Global ratings heavyweight, Standard & Poor's, has downgraded its outlook on state-owned national grid operator Transpower from stable to negative, following a Government threat to regulate its pricing.
S&P also warned other electricity and gas lines businesses could face a similar fate, as competition watchdog, the Commerce Commission, flexed its regulatory muscle.
The ratings agency affirmed Transpower's AA-/A-1+ corporate credit rating, but said it could "weather some short-term weakening".
The Commerce Commission announced in December it intended to take control of Transpower.
As a monopoly, Transpower is subject to a regulatory regime that restricts its price rises to the rate of inflation minus 1 per cent.
Last week the commission released a report showing Transpower breached its thresholds by $14.3 million in 2004/05 and by $35.8 million in 2005/06.
The commission said it would decide by March 31 whether to impose controls on Transpower's prices, which would benefit consumers.
S&P credit rating analyst, Justin Davey, said the commission's report "cast serious doubt on Transpower's ability to apply future charges that are sufficient to protect its credit profile should the company continue with its grid upgrade plan."
"Transpower has headroom under its rating to weather some short-term weakening in its credit profile," Mr Davey said.

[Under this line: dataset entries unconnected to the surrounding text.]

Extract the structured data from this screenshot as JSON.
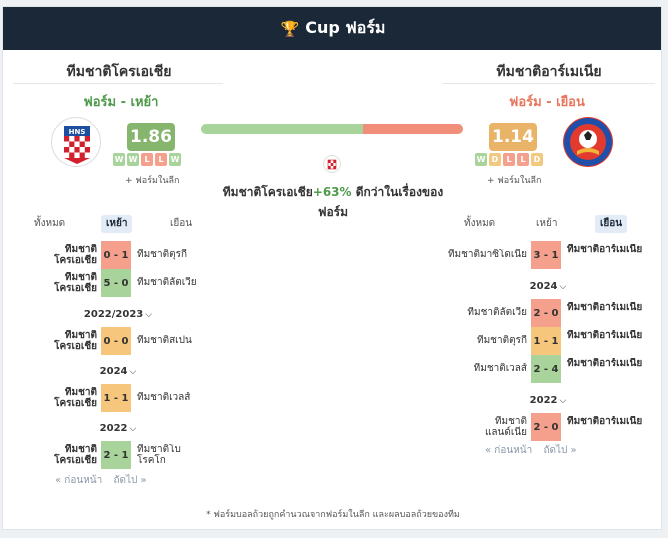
{
  "header": {
    "title": "Cup ฟอร์ม",
    "icon": "trophy-icon"
  },
  "left_team": {
    "name": "ทีมชาติโครเอเชีย",
    "form_label": "ฟอร์ม - เหย้า",
    "rating": "1.86",
    "rating_color": "#86b56e",
    "form": [
      "W",
      "W",
      "L",
      "L",
      "W"
    ],
    "note": "+ ฟอร์มในลีก"
  },
  "right_team": {
    "name": "ทีมชาติอาร์เมเนีย",
    "form_label": "ฟอร์ม - เยือน",
    "rating": "1.14",
    "rating_color": "#e9b467",
    "form": [
      "W",
      "D",
      "L",
      "L",
      "D"
    ],
    "note": "+ ฟอร์มในลีก"
  },
  "comparison": {
    "left_share": 0.62,
    "text_before": "ทีมชาติโครเอเชีย",
    "percent": "+63%",
    "text_after": " ดีกว่าในเรื่องของ",
    "text_end": "ฟอร์ม"
  },
  "left_tabs": [
    "ทั้งหมด",
    "เหย้า",
    "เยือน"
  ],
  "right_tabs": [
    "ทั้งหมด",
    "เหย้า",
    "เยือน"
  ],
  "left_matches": [
    {
      "home": "ทีมชาติโครเอเชีย",
      "score": "0 - 1",
      "result": "L",
      "away": "ทีมชาติตุรกี"
    },
    {
      "home": "ทีมชาติโครเอเชีย",
      "score": "5 - 0",
      "result": "W",
      "away": "ทีมชาติลัตเวีย"
    },
    {
      "year": "2022/2023"
    },
    {
      "home": "ทีมชาติโครเอเชีย",
      "score": "0 - 0",
      "result": "D",
      "away": "ทีมชาติสเปน"
    },
    {
      "year": "2024"
    },
    {
      "home": "ทีมชาติโครเอเชีย",
      "score": "1 - 1",
      "result": "D",
      "away": "ทีมชาติเวลส์"
    },
    {
      "year": "2022"
    },
    {
      "home": "ทีมชาติโครเอเชีย",
      "score": "2 - 1",
      "result": "W",
      "away": "ทีมชาติโบโรคโก"
    }
  ],
  "right_matches": [
    {
      "home": "ทีมชาติมาซิโดเนีย",
      "score": "3 - 1",
      "result": "L",
      "away": "ทีมชาติอาร์เมเนีย"
    },
    {
      "year": "2024"
    },
    {
      "home": "ทีมชาติลัตเวีย",
      "score": "2 - 0",
      "result": "L",
      "away": "ทีมชาติอาร์เมเนีย"
    },
    {
      "home": "ทีมชาติตุรกี",
      "score": "1 - 1",
      "result": "D",
      "away": "ทีมชาติอาร์เมเนีย"
    },
    {
      "home": "ทีมชาติเวลส์",
      "score": "2 - 4",
      "result": "W",
      "away": "ทีมชาติอาร์เมเนีย"
    },
    {
      "year": "2022"
    },
    {
      "home": "ทีมชาติแลนด์เนีย",
      "score": "2 - 0",
      "result": "L",
      "away": "ทีมชาติอาร์เมเนีย"
    }
  ],
  "pager": {
    "prev": "« ก่อนหน้า",
    "next": "ถัดไป »"
  },
  "footnote": "* ฟอร์มบอลถ้วยถูกคำนวณจากฟอร์มในลีก และผลบอลถ้วยของทีม"
}
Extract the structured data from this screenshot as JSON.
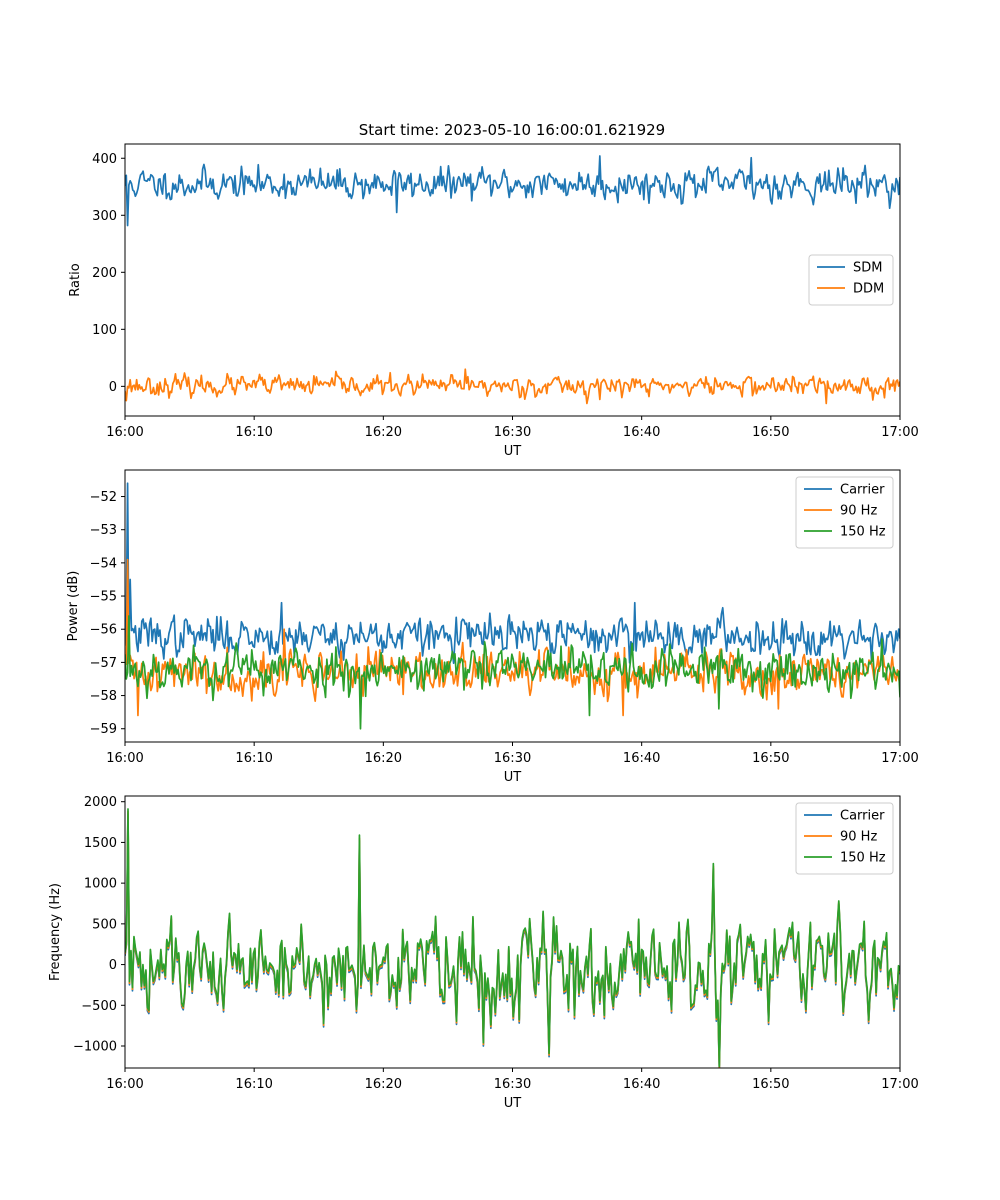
{
  "figure": {
    "title": "Start time: 2023-05-10 16:00:01.621929"
  },
  "colors": {
    "blue": "#1f77b4",
    "orange": "#ff7f0e",
    "green": "#2ca02c"
  },
  "chart_data": [
    {
      "type": "line",
      "title": "Start time: 2023-05-10 16:00:01.621929",
      "xlabel": "UT",
      "ylabel": "Ratio",
      "xlim": [
        "16:00",
        "17:00"
      ],
      "ylim": [
        -52,
        425
      ],
      "xticks": [
        "16:00",
        "16:10",
        "16:20",
        "16:30",
        "16:40",
        "16:50",
        "17:00"
      ],
      "yticks": [
        0,
        100,
        200,
        300,
        400
      ],
      "legend": "center-right",
      "series": [
        {
          "name": "SDM",
          "color": "#1f77b4",
          "mean": 355,
          "noise": 14,
          "seed": 11,
          "spikes": [
            [
              0.25,
              282
            ],
            [
              21.0,
              305
            ],
            [
              36.8,
              404
            ],
            [
              48.5,
              401
            ]
          ]
        },
        {
          "name": "DDM",
          "color": "#ff7f0e",
          "mean": 1,
          "noise": 9,
          "seed": 23,
          "spikes": [
            [
              0.1,
              -25
            ],
            [
              26.3,
              30
            ],
            [
              35.8,
              -30
            ],
            [
              54.3,
              -30
            ]
          ]
        }
      ]
    },
    {
      "type": "line",
      "xlabel": "UT",
      "ylabel": "Power (dB)",
      "xlim": [
        "16:00",
        "17:00"
      ],
      "ylim": [
        -59.4,
        -51.2
      ],
      "xticks": [
        "16:00",
        "16:10",
        "16:20",
        "16:30",
        "16:40",
        "16:50",
        "17:00"
      ],
      "yticks": [
        -59,
        -58,
        -57,
        -56,
        -55,
        -54,
        -53,
        -52
      ],
      "legend": "top-right",
      "series": [
        {
          "name": "Carrier",
          "color": "#1f77b4",
          "mean": -56.2,
          "noise": 0.3,
          "seed": 37,
          "spikes": [
            [
              0.25,
              -51.6
            ],
            [
              0.45,
              -54.5
            ],
            [
              12.1,
              -55.2
            ],
            [
              39.5,
              -55.2
            ]
          ]
        },
        {
          "name": "90 Hz",
          "color": "#ff7f0e",
          "mean": -57.3,
          "noise": 0.35,
          "seed": 41,
          "spikes": [
            [
              0.25,
              -53.9
            ],
            [
              1.0,
              -58.6
            ],
            [
              12.3,
              -56.0
            ],
            [
              38.6,
              -58.6
            ],
            [
              50.6,
              -58.4
            ]
          ]
        },
        {
          "name": "150 Hz",
          "color": "#2ca02c",
          "mean": -57.2,
          "noise": 0.35,
          "seed": 53,
          "spikes": [
            [
              0.3,
              -55.6
            ],
            [
              18.2,
              -59.0
            ],
            [
              36.0,
              -58.6
            ],
            [
              46.0,
              -58.4
            ]
          ]
        }
      ]
    },
    {
      "type": "line",
      "xlabel": "UT",
      "ylabel": "Frequency (Hz)",
      "xlim": [
        "16:00",
        "17:00"
      ],
      "ylim": [
        -1270,
        2070
      ],
      "xticks": [
        "16:00",
        "16:10",
        "16:20",
        "16:30",
        "16:40",
        "16:50",
        "17:00"
      ],
      "yticks": [
        -1000,
        -500,
        0,
        500,
        1000,
        1500,
        2000
      ],
      "legend": "top-right",
      "series": [
        {
          "name": "Carrier",
          "color": "#1f77b4",
          "mean": -20,
          "noise": 300,
          "seed": 61,
          "offset": -40,
          "spikes": [
            [
              0.25,
              1850
            ],
            [
              18.2,
              1520
            ],
            [
              27.8,
              -1000
            ],
            [
              32.8,
              -1130
            ],
            [
              45.5,
              1180
            ]
          ]
        },
        {
          "name": "90 Hz",
          "color": "#ff7f0e",
          "mean": -20,
          "noise": 300,
          "seed": 61,
          "offset": -20,
          "spikes": [
            [
              0.25,
              1880
            ],
            [
              18.2,
              1550
            ],
            [
              27.8,
              -980
            ],
            [
              32.8,
              -1110
            ],
            [
              45.5,
              1210
            ]
          ]
        },
        {
          "name": "150 Hz",
          "color": "#2ca02c",
          "mean": -20,
          "noise": 300,
          "seed": 61,
          "offset": 0,
          "spikes": [
            [
              0.25,
              1910
            ],
            [
              18.2,
              1590
            ],
            [
              27.8,
              -960
            ],
            [
              32.8,
              -1090
            ],
            [
              45.5,
              1240
            ]
          ]
        }
      ]
    }
  ]
}
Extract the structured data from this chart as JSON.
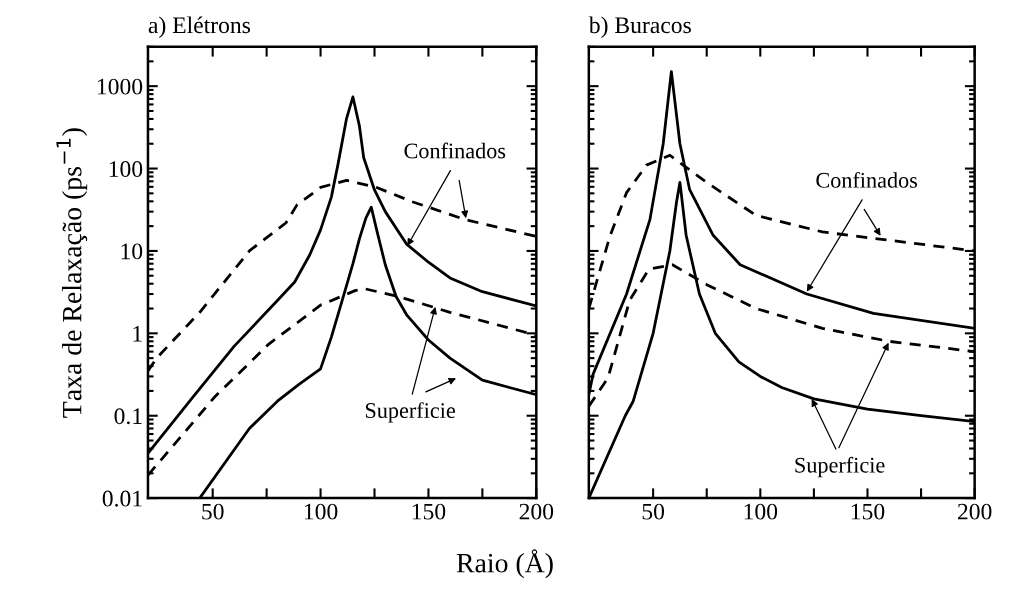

"However, should uncertainty persist in how price regulation is determined, there exists the risk that Transpower's corporate credit rating could be downgraded."
In April 2004, Transpower raised its prices by 13 per cent for most of the power companies it supplies, and this was passed on to consumers.
Last November, it flagged a 19 per cent price increase in April this year and said it needed an average 13 per cent rise in the next five years to pay for its investments in the grid.
Mr Davey said the "shadow of regulatory intervention" meant S&P would closely monitor other lines companies, including the NZX-listed Vector.